Её переполняли гнев и недовольство, хотя она изо всех сил пыталась это скрыть. Чанчэн покраснел: он хоть был глупым и ленивым, но осознавал, что работу получил только благодаря дядиным связям. Он поднялся со стула:
— Я… принесу тебе воды.
Ли Цянь не обратила на него внимания.
— Итак, солнечные часы тебе ответили, — заговорил Юньлань, — и твоя бабушка выжила, но всё ещё плохо себя чувствовала. Ты заботилась о ней?
— Ну, а кто же ещё, — всё так же бесцветно ответила та. — Моим родителям было всё равно.
Юньлань кивнул.
— Тебе нужно было учиться, строить свою жизнь и платить за обучение, а ко всему прочему ещё и заботиться о бабушке. Должно быть, было непросто.
Линь Цзин был удивлён: он полагал, что Чжао Юньлань будет расспрашивать её о случае с голодным духом (раз уж ранее она об этом солгала), но сейчас он уже перестал понимать, чего именно шеф пытается добиться.
Зачем он задаёт эти вопросы?
Палач Душ, впрочем, не выказывал никакого нетерпения, так что Линь Цзин промолчал, оставив свои сомнения при себе.
Го Чанчэн принёс Ли Цянь воды. Она дрожащими руками приняла чашку.
— Она всегда вставала в полпятого утра, каждый день, и всегда готовила мне завтрак. Но её состояние ухудшалось. Однажды она грела молоко, и оно пролилось на плиту; у нас практически произошла утечка газа. После этого мне приходилось каждый день вставать в полпятого утра, чтобы приготовить завтрак до того, как она всё испортит. Днём, независимо от того, были ли у меня занятия или работа над проектом, я должна была ехать домой на часовом автобусе, чтобы приготовить ей обед и убедиться, что она приняла лекарства, а потом — снова возвращаться в университет. У меня уже не было времени пообедать самой. Дома она постоянно бормотала себе под нос, и я могла заниматься только после десяти вечера, когда она ложилась спать. Я училась до полуночи, иногда и позже, но затем мне снова нужно было рано вставать.
Ли Цянь перевела дух. У неё было совершенно обессилевшее лицо.
— Было ли мне тяжело? — Она глотнула воды и холодно добавила: — Давайте не будем тратить время, здесь не о чём говорить. Что ещё вы хотите знать о случившемся? Просто спросите.
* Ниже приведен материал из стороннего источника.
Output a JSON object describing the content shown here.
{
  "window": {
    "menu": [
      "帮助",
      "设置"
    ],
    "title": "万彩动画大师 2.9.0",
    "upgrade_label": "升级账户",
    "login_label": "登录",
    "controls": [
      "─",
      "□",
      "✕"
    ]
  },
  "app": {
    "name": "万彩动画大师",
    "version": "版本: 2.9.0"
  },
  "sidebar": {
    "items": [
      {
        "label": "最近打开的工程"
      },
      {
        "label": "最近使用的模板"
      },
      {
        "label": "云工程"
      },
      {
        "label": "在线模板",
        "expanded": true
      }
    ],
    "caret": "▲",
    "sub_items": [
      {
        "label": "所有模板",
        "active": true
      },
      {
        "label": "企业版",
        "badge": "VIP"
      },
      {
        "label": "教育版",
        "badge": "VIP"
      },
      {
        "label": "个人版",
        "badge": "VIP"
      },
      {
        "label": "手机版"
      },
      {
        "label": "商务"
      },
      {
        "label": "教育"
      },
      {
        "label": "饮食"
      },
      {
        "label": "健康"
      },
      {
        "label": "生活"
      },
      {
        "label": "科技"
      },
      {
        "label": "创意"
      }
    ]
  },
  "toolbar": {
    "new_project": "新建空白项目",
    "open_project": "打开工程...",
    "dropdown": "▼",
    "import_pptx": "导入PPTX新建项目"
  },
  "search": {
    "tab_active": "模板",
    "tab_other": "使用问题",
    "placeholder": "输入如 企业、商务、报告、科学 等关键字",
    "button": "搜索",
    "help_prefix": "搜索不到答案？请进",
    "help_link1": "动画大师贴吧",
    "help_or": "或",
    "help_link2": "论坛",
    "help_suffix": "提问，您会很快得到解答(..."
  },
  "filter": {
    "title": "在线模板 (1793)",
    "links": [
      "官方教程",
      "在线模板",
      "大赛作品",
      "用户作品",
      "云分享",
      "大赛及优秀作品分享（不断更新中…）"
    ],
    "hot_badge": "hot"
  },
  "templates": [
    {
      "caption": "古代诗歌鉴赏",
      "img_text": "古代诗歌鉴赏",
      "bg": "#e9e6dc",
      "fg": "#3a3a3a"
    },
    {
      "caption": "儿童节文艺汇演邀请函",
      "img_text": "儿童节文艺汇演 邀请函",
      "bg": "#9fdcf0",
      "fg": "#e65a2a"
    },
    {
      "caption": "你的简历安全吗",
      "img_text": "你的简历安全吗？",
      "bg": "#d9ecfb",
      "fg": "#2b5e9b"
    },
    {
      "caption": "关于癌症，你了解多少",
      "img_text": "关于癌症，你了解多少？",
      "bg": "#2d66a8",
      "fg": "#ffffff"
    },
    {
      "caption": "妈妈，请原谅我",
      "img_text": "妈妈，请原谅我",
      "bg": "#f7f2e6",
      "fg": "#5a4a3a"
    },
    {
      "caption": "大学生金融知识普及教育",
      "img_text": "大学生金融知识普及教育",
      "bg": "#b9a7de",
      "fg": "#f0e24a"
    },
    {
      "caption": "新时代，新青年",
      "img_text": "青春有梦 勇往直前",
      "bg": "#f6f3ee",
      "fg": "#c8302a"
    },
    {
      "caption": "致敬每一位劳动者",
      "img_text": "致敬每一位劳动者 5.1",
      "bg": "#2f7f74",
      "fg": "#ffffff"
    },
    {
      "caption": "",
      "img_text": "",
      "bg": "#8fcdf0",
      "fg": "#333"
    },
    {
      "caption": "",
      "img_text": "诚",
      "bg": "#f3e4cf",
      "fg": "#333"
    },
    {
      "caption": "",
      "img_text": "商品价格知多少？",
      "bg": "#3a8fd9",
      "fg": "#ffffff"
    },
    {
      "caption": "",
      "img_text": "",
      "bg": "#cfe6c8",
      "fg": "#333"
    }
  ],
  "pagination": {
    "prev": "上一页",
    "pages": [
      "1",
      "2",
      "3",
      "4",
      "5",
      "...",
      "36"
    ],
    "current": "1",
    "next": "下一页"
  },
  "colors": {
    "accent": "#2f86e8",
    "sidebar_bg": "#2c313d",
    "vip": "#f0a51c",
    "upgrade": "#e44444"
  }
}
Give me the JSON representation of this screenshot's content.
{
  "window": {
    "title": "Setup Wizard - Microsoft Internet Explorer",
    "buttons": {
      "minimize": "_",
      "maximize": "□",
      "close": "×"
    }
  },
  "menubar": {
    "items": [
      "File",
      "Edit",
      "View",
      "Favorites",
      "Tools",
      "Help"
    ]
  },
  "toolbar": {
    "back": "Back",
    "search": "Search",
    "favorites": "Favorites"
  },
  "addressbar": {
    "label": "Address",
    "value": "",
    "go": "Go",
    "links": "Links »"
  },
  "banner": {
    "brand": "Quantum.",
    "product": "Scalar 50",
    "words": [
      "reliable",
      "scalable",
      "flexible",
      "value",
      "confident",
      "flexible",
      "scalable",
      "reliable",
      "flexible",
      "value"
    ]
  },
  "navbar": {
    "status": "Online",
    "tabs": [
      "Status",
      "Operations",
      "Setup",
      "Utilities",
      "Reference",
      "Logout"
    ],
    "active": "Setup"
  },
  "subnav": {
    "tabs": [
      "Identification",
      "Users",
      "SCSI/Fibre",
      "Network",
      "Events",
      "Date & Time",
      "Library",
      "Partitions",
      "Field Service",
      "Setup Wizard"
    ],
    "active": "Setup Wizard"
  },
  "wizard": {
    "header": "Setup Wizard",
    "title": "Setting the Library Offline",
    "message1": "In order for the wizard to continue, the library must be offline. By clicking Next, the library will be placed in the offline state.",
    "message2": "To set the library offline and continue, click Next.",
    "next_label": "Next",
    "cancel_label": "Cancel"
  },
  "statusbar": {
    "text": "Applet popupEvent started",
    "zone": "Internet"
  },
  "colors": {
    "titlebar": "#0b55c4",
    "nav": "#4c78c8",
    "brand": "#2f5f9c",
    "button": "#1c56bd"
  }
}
Чжао Юньлань постучал по папке в своих руках.
— Прости, если это прозвучит грубо, но… с бабушкиной смертью тебе стало легче?
— Что вы имеете в виду?
— Ровно то, что и сказал.
Ли Цянь вскочила, опрокидывая чашку с водой на стол.
— Вот так, значит, полиция относится к гражданам? Какое право вы имеете задерживать меня без причины и выдвигать ложные обвинения?
— Успокойся и сядь, — сказал Чжао Юньлань, вытирая пролитое. — Я ни в чём тебя не обвиняю, я просто спрашиваю, как ты себя чувствовала. Испытывать эмоции — не преступление; даже если бы ты мечтала подорвать это здание, ничего плохого в этом нет, пока мысли не перешли к действиям.
— Я хочу домой, вы не можете меня здесь держать…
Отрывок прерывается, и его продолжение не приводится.